Teacher Person(a)



In my first year of teaching several older and wiser educators told me: Don't smile until Christmas. 

They had discerned quite quickly that I would need a tougher exterior.


The subtext of this advice was: being yourself won't cut it.



I recall one teacher in particular whom the students especially feared. She was a veteran in the English department, and her classroom was very different from mine. In some ways I envied the order and discipline of that space, which I believed had led to so much of her success.

On the other hand, I was as terrified as the children in her room. I wondered if I could ever make my class feel like that.

Around the office, she would joke that she spent years developing her teacher persona. Her classroom self and her real-life self were unrecognizable to one another.
The toughness and severity of her teacher-self, she explained, were necessary to get the job done.




I didn't have a strong sense of how this idea fit into my life or career.
It didn't quite fit, for me, but I didn't have an alternative plan here, either.


Questions about a teacher persona lingered in my brain for a while, especially during the early years of my career when I felt like I didn't have classroom management completely under control or when it was a struggle to consistently build dynamic and engaging lessons every day. I wondered if I should have been developing a stronger act,
a bigger presence,
a different me
to play this role.



I never did, and I'm glad.

Now I kind of resent ever having heard that advice, actually.
I push back on that thinking about this work. A lot.




I'm very much myself, inside and outside of the classroom.

For better and for worse,
to the students who realize my corny jokes are my real jokes,
and my friends who have to discuss character development and thematic consistency about books and movies and TV shows.



The confidence to not change didn't come immediately.
But it was essential.


Now I play the role of guiding younger teachers.
Some of them are in my building, and some of them have very different teacher-lives than me.



And my biggest piece of advice is the same:

Be yourself.
In this gig, who you are matters as much as the work you do.

Students see you and know you and appreciate you.
Because it's not about English or History or Algebra II,

it's about people.
And relationships.




I'm reminded of this every day.
In the middle of the lessons with the newest students in my care,
in the meetings with parents and families about good news and concerns,
in the conversations with colleagues near and far,
in the messages and notes from alumni and students long ago.




Truly. I don't recommend waiting to smile.


How can you even help it?
It's the best part.

Take Me To There

I saw Call Me By Your Name this week and immediately began wondering if I should figure out a way to spend my summers in northern Italy.
(Sidebar: go see it so we can discuss.)

The itch to travel has been so present for me ever since our trip to Prague and Budapest last year (for which I still need to edit photos).

I simultaneously love where we live and can't wait to be everywhere else.

I keep a folder of collected images from all over the world at all times.

It makes me feel so small.
It's a world out there.
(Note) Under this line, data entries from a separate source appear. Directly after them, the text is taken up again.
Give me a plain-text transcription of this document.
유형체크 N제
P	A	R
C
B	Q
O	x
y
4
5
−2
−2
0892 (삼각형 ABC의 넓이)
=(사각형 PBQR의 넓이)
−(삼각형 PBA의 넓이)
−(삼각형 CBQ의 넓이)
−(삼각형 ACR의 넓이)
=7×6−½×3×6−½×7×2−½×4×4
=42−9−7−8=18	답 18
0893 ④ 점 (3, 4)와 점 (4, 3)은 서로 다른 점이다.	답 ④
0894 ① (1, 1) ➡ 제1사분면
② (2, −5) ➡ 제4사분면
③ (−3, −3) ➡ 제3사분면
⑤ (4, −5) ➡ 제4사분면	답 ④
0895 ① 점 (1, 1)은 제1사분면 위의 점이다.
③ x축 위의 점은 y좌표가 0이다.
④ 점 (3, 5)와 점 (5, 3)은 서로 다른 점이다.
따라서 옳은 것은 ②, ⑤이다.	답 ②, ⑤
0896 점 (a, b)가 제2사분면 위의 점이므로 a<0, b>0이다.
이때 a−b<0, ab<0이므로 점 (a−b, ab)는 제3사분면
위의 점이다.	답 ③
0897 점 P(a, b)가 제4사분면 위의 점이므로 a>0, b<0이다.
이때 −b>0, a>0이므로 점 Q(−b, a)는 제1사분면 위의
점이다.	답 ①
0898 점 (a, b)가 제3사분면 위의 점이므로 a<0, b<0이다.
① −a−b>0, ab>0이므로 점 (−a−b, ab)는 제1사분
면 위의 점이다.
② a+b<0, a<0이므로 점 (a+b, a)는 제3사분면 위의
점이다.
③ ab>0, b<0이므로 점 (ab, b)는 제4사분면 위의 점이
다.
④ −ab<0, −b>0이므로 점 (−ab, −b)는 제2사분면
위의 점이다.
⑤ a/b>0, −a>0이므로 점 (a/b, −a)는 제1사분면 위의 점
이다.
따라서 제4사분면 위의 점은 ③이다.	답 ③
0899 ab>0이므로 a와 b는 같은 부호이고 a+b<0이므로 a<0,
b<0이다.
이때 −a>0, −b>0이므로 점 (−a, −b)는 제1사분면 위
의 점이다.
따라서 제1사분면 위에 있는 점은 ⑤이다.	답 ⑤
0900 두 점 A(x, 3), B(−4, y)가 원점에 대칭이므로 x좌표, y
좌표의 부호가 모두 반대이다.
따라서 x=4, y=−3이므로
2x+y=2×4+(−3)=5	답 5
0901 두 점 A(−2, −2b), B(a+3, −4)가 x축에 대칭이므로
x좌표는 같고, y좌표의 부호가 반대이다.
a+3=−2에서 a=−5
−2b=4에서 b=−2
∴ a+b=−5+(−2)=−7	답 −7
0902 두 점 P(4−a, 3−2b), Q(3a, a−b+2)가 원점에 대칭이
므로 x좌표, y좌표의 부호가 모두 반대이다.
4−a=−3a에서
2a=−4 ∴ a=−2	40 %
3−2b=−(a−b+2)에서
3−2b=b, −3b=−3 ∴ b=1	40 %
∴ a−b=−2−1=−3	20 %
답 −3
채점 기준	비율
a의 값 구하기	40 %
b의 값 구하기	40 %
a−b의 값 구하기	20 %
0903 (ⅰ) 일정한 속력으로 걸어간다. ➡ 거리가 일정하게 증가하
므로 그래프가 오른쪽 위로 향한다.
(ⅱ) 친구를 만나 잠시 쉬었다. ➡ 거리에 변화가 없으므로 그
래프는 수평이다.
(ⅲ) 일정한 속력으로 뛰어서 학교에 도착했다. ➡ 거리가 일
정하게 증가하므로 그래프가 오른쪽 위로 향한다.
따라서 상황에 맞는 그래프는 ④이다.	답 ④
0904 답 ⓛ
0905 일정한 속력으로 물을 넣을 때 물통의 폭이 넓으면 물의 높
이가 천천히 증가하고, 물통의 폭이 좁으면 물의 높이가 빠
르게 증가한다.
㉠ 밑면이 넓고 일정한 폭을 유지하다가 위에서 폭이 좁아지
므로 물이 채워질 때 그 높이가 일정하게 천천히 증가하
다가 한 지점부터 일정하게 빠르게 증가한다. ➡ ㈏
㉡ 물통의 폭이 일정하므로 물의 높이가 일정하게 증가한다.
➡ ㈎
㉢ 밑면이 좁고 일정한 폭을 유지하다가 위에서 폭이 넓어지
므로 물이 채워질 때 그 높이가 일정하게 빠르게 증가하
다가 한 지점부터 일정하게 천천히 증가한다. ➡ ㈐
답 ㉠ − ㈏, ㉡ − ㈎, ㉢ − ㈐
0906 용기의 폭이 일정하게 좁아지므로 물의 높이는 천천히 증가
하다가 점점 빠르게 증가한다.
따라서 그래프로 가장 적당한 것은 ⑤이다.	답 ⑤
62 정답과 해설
There are so, so many possibilities.

Like: I maybe could just grab my camera and walk out the door.













1 // 2 // 3 // 4 // 5 // 6 // 7 // 8



Progress Report // Reading and Loving It

Not to get too ahead of myself with the self-congratulations, buuuut:

I'm about to finish my fifth book of 2018, y'all.

Yep.



This is not my normal. I've written before about my unintentional literary hiatuses and how my nightstand book piles are ridiculous and toppling over in the night.

But hey. I'm a work in progress.




I've been using Goodreads to track my reading, set goals, and keep lists for what I want to read. I've even started using it as a classroom tool; my 9th grade students are all over the site for their independent reading, and they'll be posting reviews for their book choices as their final project soon.

(Also, the other day a bunch of kids had their phones out during class, using the Goodreads app to share books and exchange recommendations. My face was just that heart-eyes emoji.)



My updates at the moment:

I'm currently in the middle of three books, as is my wont.

  • 2AM At The Cat's Pajamas by Marie-Helene Bertino
    You might notice that this is a holdover from my 2015 summer reading list, which I am choosing to be totally not embarrassed about.

  • The Power, by Naomi Alderman
    A few people recommended this to me (including President Obama, you might've heard of him) and I decided to bump it up on my reading list when it was the Girls' Night In Book Club pick for January. I've been roaring through it and I want you to read it so we can talk about it.

  • The Argonauts, by Maggie Nelson
    This has been in my "currently reading" pile for over a year, I think, even though I put it down months ago and haven't picked it back up. I'm still determined to resume -- errrr, restart.


Soon I'll be participating in a book club for Margaret Atwood's Alias Grace, which I just finished. Students have been recommending the Netflix series to me, and I can't wait to watch it, too.


I'm very into this list of books that I want to read but haven't yet. I know it's stupid to be pleased with my aspirational self (the woman who reads all of the books) rather than my actual self (the woman who dreams of reading all of the books), but I look at it and think: dang, that's a mighty fine list.


Always interested in recommendations. Fire away.